Differentially Expressed Transcripts. The resultant male and female Trichomycterus areolatus sequence files were interrogated to assess relative differential transcript expression. Unique transcripts, demonstrating changes greater than or equal to 10-fold, are identified by homology (if available) to known proteins, and only the most differentially expressed isoform is presented. Non-inherited transcripts that are unique to individual organisms (e.g. MHC molecules via rearrangement or similar immune transcripts) were excluded. Notably, many transcriptional differences are related to sex-specific expression.
| Transcriptomic ID | Fold Change | Name |
|---|---|---|
| TRICH01_163992 | 15 | parvalbumin beta-1 |
| TRICH01_133698 | 12 | hemoglobin subunit beta-2 |
| TRICH01_83415 | 11 | sperm acrosome membrane-associated protein 4 |
| TRICH01_57563 | 10 | endonuclease domain-containing 1 protein |
| TRICH01_101761 | 38604 | microsomal triglyceride transfer protein large subunit |
| TRICH01_222696 | 96 | complement C4 |
| TRICH01_180471 | 96 | alpha-2-macroglobulin |
| TRICH01_143497 | 56 | 3-hydroxyacyl-CoA dehydrogenase type-2 |
| TRICH01_54871 | 42 | vitellogenin 4 |
| TRICH01_100604 | 38 | pyruvate dehydrogenase phosphatase regulatory subunit |
| TRICH01_142598 | 35 | CD59 |
| TRICH01_51308 | 29 | ribonucleoside-diphosphate reductase subunit M2 |
| TRICH01_208172 | 22 | coiled-coil domain-containing protein 36 |
| TRICH01_51310 | 21 | Jouberin |
| TRICH01_100599 | 19 | PEX5 |
| TRICH01_100601 | 17 | histone-lysine N-methyltransferase ASH1L |
| TRICH01_100600 | 16 | A-kinase anchor protein |
Genes linked to endocrine disruption and/or oxidative stress were identified within the transcriptome assembly for convenience in developing Trichomycterus areolatus as an environmental sentinel organism. Danio rerio sequences were used as queries to BLAST the full assembly to identify putative homologs. Protein isoforms were differentiated based on query sequence annotation and bitscore.
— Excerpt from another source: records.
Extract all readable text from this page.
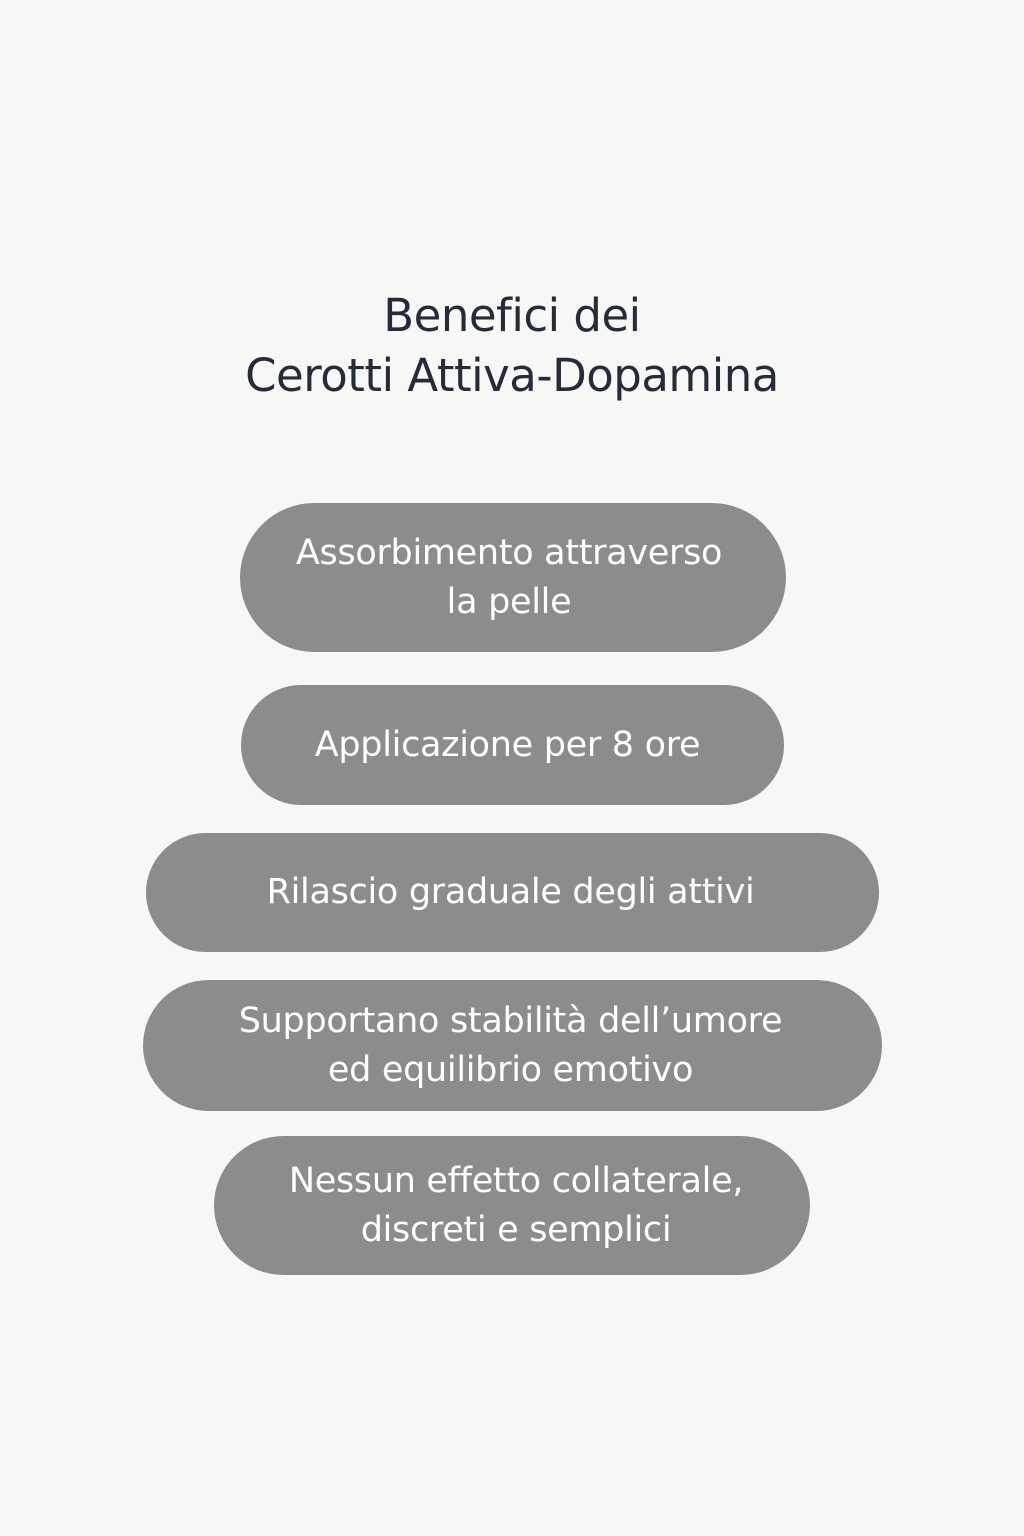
Benefici dei
Cerotti Attiva-Dopamina
Assorbimento attraverso
la pelle
Applicazione per 8 ore
Rilascio graduale degli attivi
Supportano stabilità dell’umore
ed equilibrio emotivo
Nessun effetto collaterale,
discreti e semplici
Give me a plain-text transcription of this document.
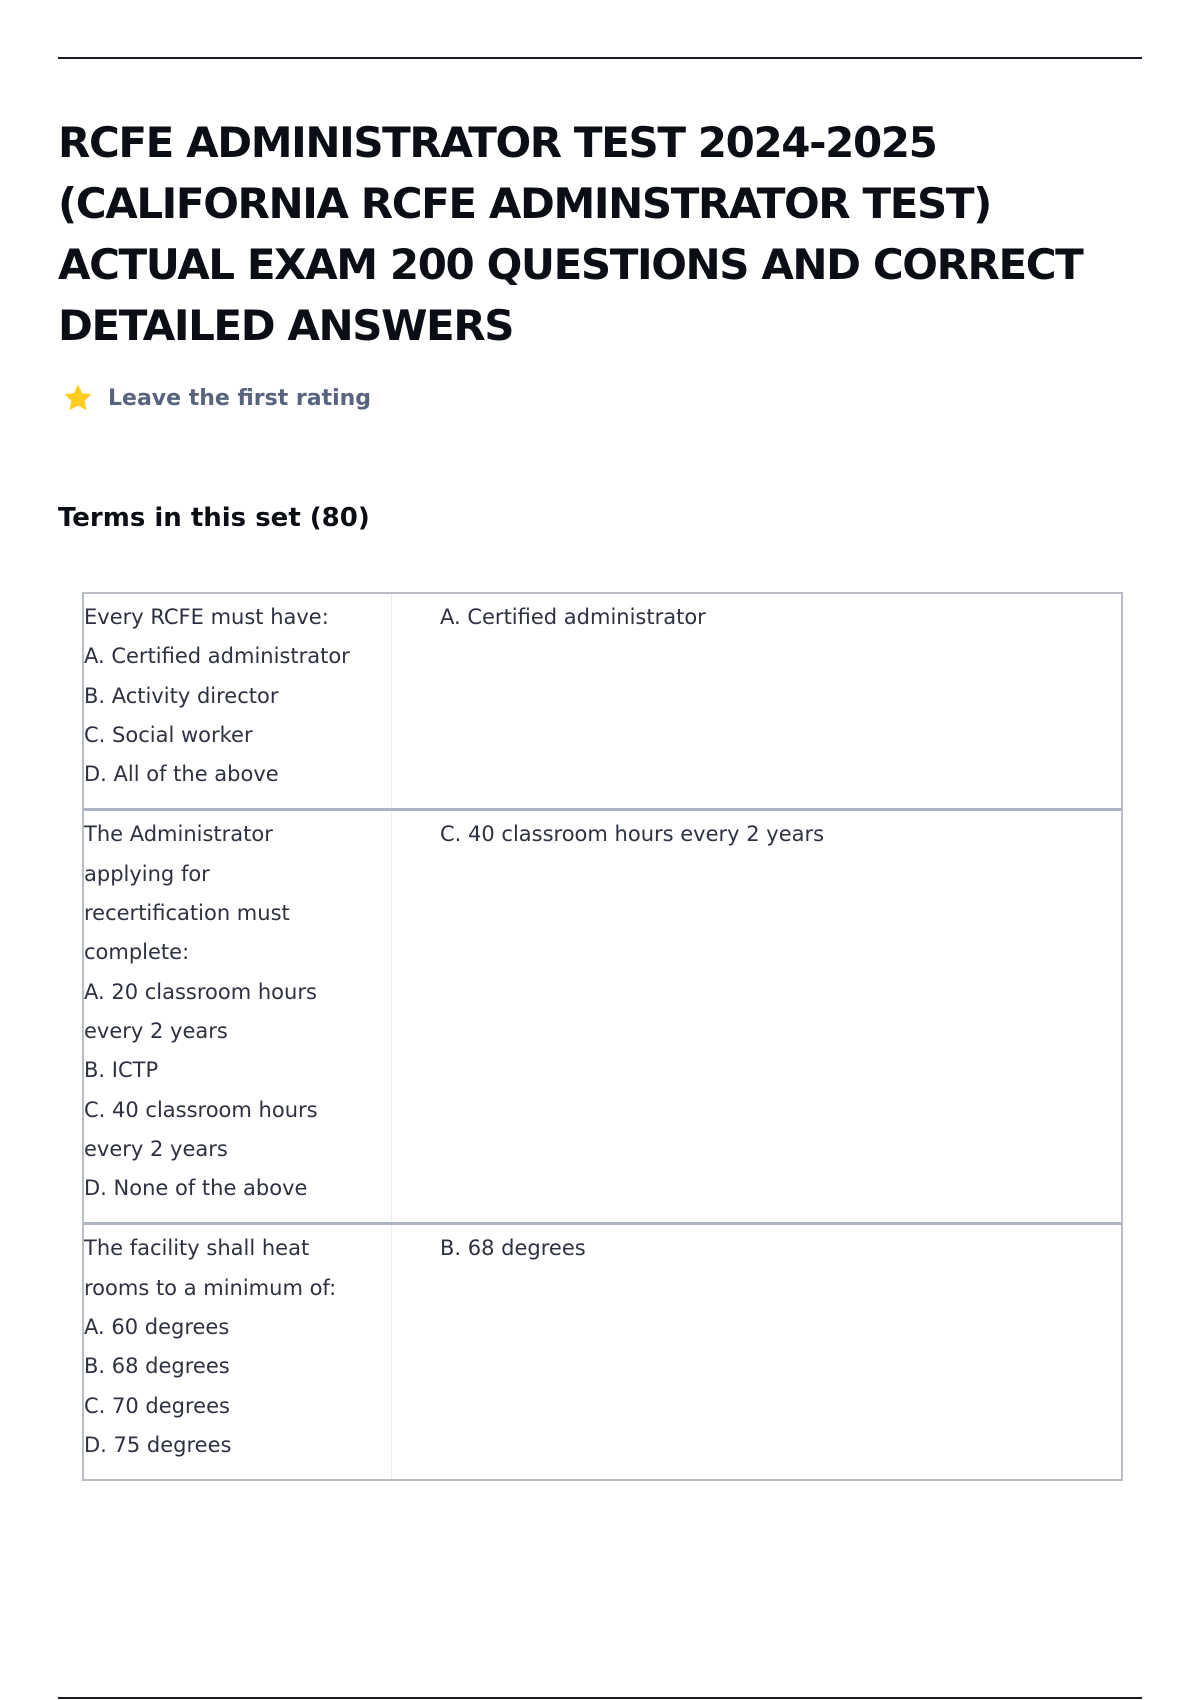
RCFE ADMINISTRATOR TEST 2024-2025 (CALIFORNIA RCFE ADMINSTRATOR TEST) ACTUAL EXAM 200 QUESTIONS AND CORRECT DETAILED ANSWERS
Leave the first rating
Terms in this set (80)
Every RCFE must have:
A. Certified administrator
B. Activity director
C. Social worker
D. All of the above
A. Certified administrator
The Administrator
applying for
recertification must
complete:
A. 20 classroom hours
every 2 years
B. ICTP
C. 40 classroom hours
every 2 years
D. None of the above
C. 40 classroom hours every 2 years
The facility shall heat
rooms to a minimum of:
A. 60 degrees
B. 68 degrees
C. 70 degrees
D. 75 degrees
B. 68 degrees
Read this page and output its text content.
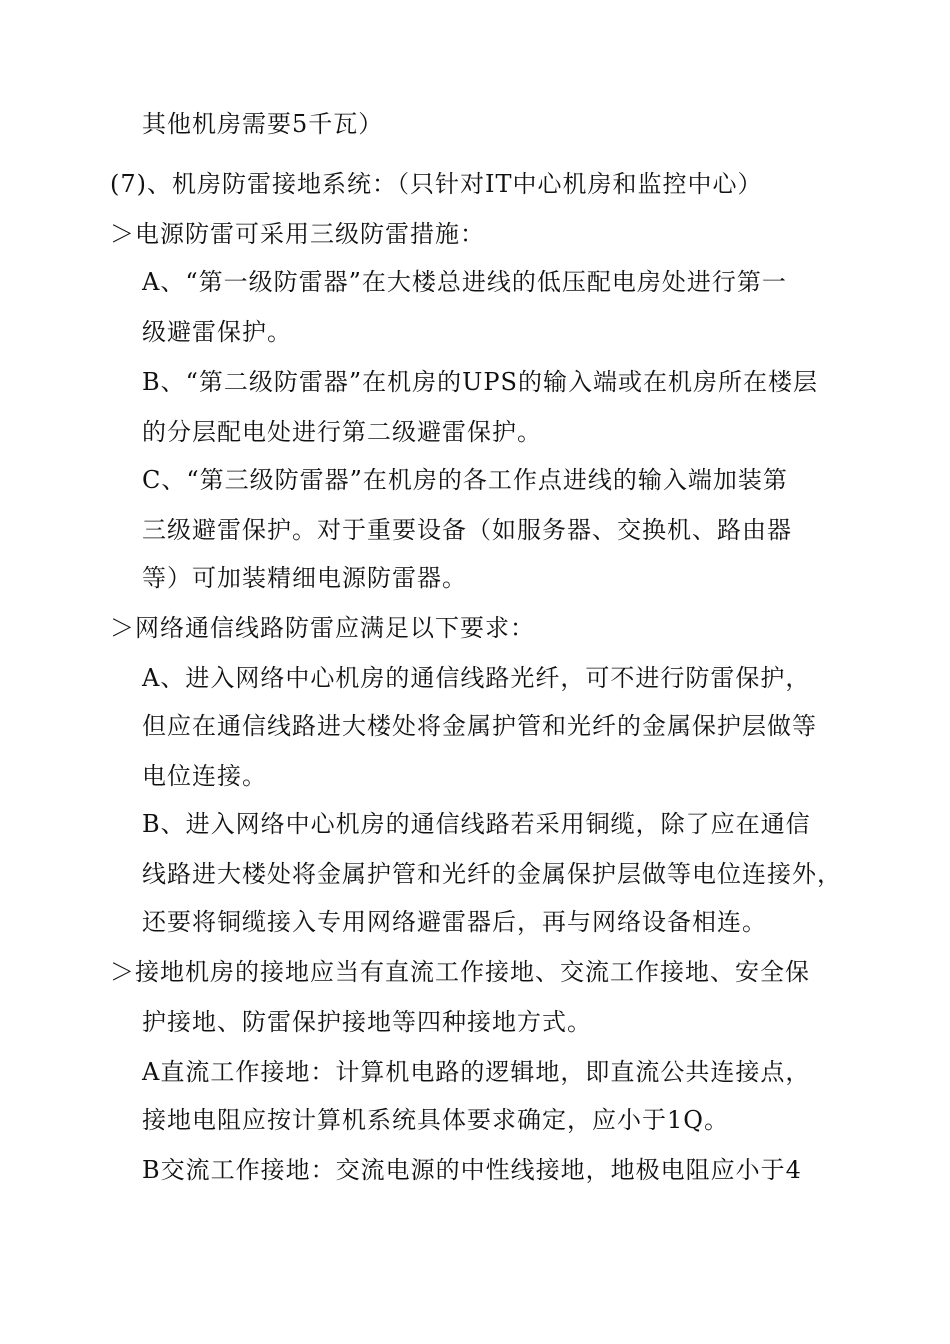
其他机房需要5千瓦）
(7)、机房防雷接地系统：（只针对IT中心机房和监控中心）
＞电源防雷可采用三级防雷措施：
A、“第一级防雷器”在大楼总进线的低压配电房处进行第一
级避雷保护。
B、“第二级防雷器”在机房的UPS的输入端或在机房所在楼层
的分层配电处进行第二级避雷保护。
C、“第三级防雷器”在机房的各工作点进线的输入端加装第
三级避雷保护。对于重要设备（如服务器、交换机、路由器
等）可加装精细电源防雷器。
＞网络通信线路防雷应满足以下要求：
A、进入网络中心机房的通信线路光纤，可不进行防雷保护，
但应在通信线路进大楼处将金属护管和光纤的金属保护层做等
电位连接。
B、进入网络中心机房的通信线路若采用铜缆，除了应在通信
线路进大楼处将金属护管和光纤的金属保护层做等电位连接外，
还要将铜缆接入专用网络避雷器后，再与网络设备相连。
＞接地机房的接地应当有直流工作接地、交流工作接地、安全保
护接地、防雷保护接地等四种接地方式。
A直流工作接地：计算机电路的逻辑地，即直流公共连接点，
接地电阻应按计算机系统具体要求确定，应小于1Q。
B交流工作接地：交流电源的中性线接地，地极电阻应小于4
| Gene Name | Gene Symbol | Transcriptomic ID | Transcript Length (bp) | Query ID | Bit Score |
|---|---|---|---|---|---|
| Androgen Receptor | AR | TRICH01_58265 | 4455 | NP_001076592.1 | 788 |
| Aromatase | CYP19a1 | TRICH01_14384 | 284 | AAB65788.1 | 759 |
| Aryl Hydrocarbon Receptor | AHR | TRICH01_166983 | 3366 | NP_001019987.1 | 593 |
| Aryl Hydrocarbon Receptor 2 | AHR2 | TRICH01_225654 | 2827 | NP_571339.1 | 905 |
| Cytochrome P450 1A1 | CYP1a1 | TRICH01_117246 | 2028 | NP_571954.1 | 820 |
| Estrogen Receptor Alpha | ESRa | TRICH01_56196 | 4380 | AAK16740.1 | 729 |
| Estrogen Receptor Beta 1 | ESRb1 | TRICH01_211240 | 4700 | CAC93848.1 | 673 |
| Estrogen Receptor Beta 2 | ESRb2 | TRICH01_95151 | 3578 | CAC93849.1 | 796 |
| Follicle Stimulating Receptor | FSHR | TRICH01_111037 | 3596 | AAP33512.1 | 996 |
| Forkhead Box L2 | FOXL2 | TRICH01_143206 | 1866 | AAI16586.1 | 370 |
| Heat Shock Protein 70 | HSP70 | TRICH01_53325 | 2625 | AAF70445.1 | 1216 |
| Heat Shock Protein 90 Alpha 1 | HSP90a1 | TRICH01_121146 | 2863 | NP_571403.1 | 1292 |
| Heat Shock Protein 90 Alpha 2 | HSP90a2 | TRICH01_121144 | 2926 | AAI63166.1 | 1278 |
| Metallothionein | MT | TRICH01_130427 | 554 | AAS00513.1 | 53 |
| Superoxide Dismutase | SOD | TRICH01_28552 | 2500 | NP_571369.1 | 261 |
| Thyroid Receptor Alpha | THRa | TRICH01_196629 | 2500 | AAA99811.1 | 760 |
| Thyroid Receptor Beta | THRb | TRICH01_20904 | 2406 | AF109732_1 | 732 |
| Vitellogenin 1 | VTG1 | TRICH01_101739 | 2851 | AF406784_1 | 1224 |
Figure 2Choapa River Basin Tissue Sampling Sites-The male and female fish samples were collected from the downstream site “A” (altitude 243m, Lat; Lon: -31.749639; -71.160722) and upstream site “B” (altitude 792m, Lat; Lon: -31.89675; -70.783056) respectively. This river basin is proximate to heavy agricultural practice and downstream of heavy metals mining (e.g. copper). The stream itself is predominately supplied by glacial melt from the Andean mountains. Historically, this system drained into the Pacific Ocean but is becoming an isolated system due to the deleterious effects of climate change.